Gary, you often raise concerns over introducing lag into the system. I know you are very knowledgeable on this whole vibration issue, but I am having difficulties picturing how the above arrangement could introduce significant lag.
Even in the most violent, control induced acceleration, I doubt if you could displace the APM more than ½ mm or ½ degree, and probably way less than that.
In my simple understanding, such lag would be extremely small compared to the normal time for the APM to command a movement, send more power to a motor, accelerate the propeller, move the frame.

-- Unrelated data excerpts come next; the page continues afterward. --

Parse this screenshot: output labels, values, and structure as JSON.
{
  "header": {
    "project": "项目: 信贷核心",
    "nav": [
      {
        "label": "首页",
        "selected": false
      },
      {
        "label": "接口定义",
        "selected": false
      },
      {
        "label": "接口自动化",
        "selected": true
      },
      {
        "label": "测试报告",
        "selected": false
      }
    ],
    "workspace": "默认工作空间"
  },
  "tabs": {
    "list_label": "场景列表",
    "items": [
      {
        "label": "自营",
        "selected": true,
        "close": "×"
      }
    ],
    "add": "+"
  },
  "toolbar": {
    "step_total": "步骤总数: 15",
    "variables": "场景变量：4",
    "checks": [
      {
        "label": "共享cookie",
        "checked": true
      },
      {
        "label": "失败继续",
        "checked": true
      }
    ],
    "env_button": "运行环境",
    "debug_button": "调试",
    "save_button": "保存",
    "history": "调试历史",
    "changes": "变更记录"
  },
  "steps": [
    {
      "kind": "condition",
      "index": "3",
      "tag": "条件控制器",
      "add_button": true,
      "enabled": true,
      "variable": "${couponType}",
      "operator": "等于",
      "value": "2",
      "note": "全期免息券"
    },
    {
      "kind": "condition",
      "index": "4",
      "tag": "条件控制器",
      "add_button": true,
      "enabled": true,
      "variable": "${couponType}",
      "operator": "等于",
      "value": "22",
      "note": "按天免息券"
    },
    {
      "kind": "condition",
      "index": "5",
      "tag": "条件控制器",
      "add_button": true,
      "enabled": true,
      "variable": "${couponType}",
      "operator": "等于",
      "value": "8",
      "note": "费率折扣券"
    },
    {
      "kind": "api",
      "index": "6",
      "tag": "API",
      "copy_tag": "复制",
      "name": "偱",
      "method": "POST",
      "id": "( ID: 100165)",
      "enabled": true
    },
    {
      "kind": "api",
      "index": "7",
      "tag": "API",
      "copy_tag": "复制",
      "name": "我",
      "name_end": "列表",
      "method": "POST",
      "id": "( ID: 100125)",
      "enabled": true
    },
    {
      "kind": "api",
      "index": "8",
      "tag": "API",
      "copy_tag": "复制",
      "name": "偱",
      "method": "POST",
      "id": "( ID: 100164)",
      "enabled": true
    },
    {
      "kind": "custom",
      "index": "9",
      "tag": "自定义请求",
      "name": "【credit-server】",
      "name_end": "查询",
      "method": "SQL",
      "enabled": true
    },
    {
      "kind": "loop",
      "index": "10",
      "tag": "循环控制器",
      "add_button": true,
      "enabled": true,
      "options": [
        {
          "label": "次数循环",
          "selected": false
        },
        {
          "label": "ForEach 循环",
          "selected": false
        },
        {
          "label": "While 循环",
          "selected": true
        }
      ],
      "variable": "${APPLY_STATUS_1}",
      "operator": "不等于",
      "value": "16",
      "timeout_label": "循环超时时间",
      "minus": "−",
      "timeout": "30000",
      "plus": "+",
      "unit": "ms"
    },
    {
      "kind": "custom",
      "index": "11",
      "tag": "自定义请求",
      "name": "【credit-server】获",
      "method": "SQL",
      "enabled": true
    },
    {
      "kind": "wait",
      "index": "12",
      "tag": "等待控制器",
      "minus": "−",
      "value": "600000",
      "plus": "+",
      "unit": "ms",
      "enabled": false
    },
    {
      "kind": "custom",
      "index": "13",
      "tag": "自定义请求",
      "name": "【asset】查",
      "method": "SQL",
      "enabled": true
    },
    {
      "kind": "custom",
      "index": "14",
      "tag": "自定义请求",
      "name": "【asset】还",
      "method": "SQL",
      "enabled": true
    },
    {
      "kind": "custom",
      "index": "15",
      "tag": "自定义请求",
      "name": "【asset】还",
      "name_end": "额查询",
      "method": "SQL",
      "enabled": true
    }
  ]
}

My own anti-vibration system has spade loads of flex but fly’s beautifully in all modes and the nav-roll/roll graphs follow very closely. The tuning rates are now up quite high but it was still flying nicely at half the values.
Would mushiness be a symptom of a copter suffering with significant lag? My amateur understanding would suggest the controller would try harder or longer to get a response which may lead to over-control, oscillations or inability to tune high rates (ok, therefore mushiness, I get it now).
What I have had issues with, on an overly soft APM mount was (dont know the right techno word) harmonic vibrations. I guess if you ‘twanged’ the above APM mount to find its frequency and this just happened to coincide with a vibrating motor frequency it would be a problem.
My thanks to all for the comments.
O-rings were on hand. Will experiment with others,
DAP caulk is water based so no corrosion expected. But I will keep an eye on it.
I did struggle with the images trying to keep them to the same vertical scale.
Does anyone know of a better way to do this?
Hi Vince, fair enough, the long and thin 1/16" O-rings represent a long elastic path and the sizeable plywood base plate represents a significant mass.
If the Airframe is stable in calm wind and hovering, probably everything is fine, but if there are gusts or if it is desired to make sudden maneuvering actions the airframe will move and the high mass platform will fight the elastic support bands and tend not to for a bit.
Certainly it may not exceed a half a degree, but when it comes to flight and automatic stabilization in particular a half a degree is a lot and it can definitely result in "mushy" responsiveness.
I have used O-ring suspension on both of my FlameWheels for some time now and initially I had a fair amount of corner clearance from the standoofs and was using fairly long O-rings.
I started out with some that were short enough to be fairly tight. The problem was they didn't absorb vibrations as well as I hoped so I put in some slightly longer ones, they absorbed the vibration better but definitely introduced some mushiness from the flight control board not quite following the airframe.
And as you pointed out slowly dampening oscillations can and for me have resulted as well.
Finally I moved the standoffs much closer to the APMs corners and used relatively loose tension, and made it down to less than 1/10 G vibration and since the edge was so close no detectable lag.
On the board above, the cross section of the O-rings is very small in comparison to the extremely long length of them. The board is also quite high in mass and I believe the board will definitely wallow well behind actual airframe motions.
The easy fix is to move the O-ring holes on the board further out to the corner and to use bigger cross section and shorter O-rings.
If you mounted this on non-dampening springs or elastic bands, you would probably get an increasing oscillation till the corners of the board were bottoming out.
Vince the APM generally updates at 50 hertz (50 times a second) and that is both sensor input and control output and the gyros are dealt with at a very fine resolution and you need this for smooth operation of the Copter.
Emile, just save your image to your desktop as a JPEG straight from the Terminal mode of the Mission Planner by right clicking after you have windowed what you want then insert your images straight on the BLOG entry using the little image import feature. Just to the right of the little Link Icon at the top of the comment form. Illustration just done below.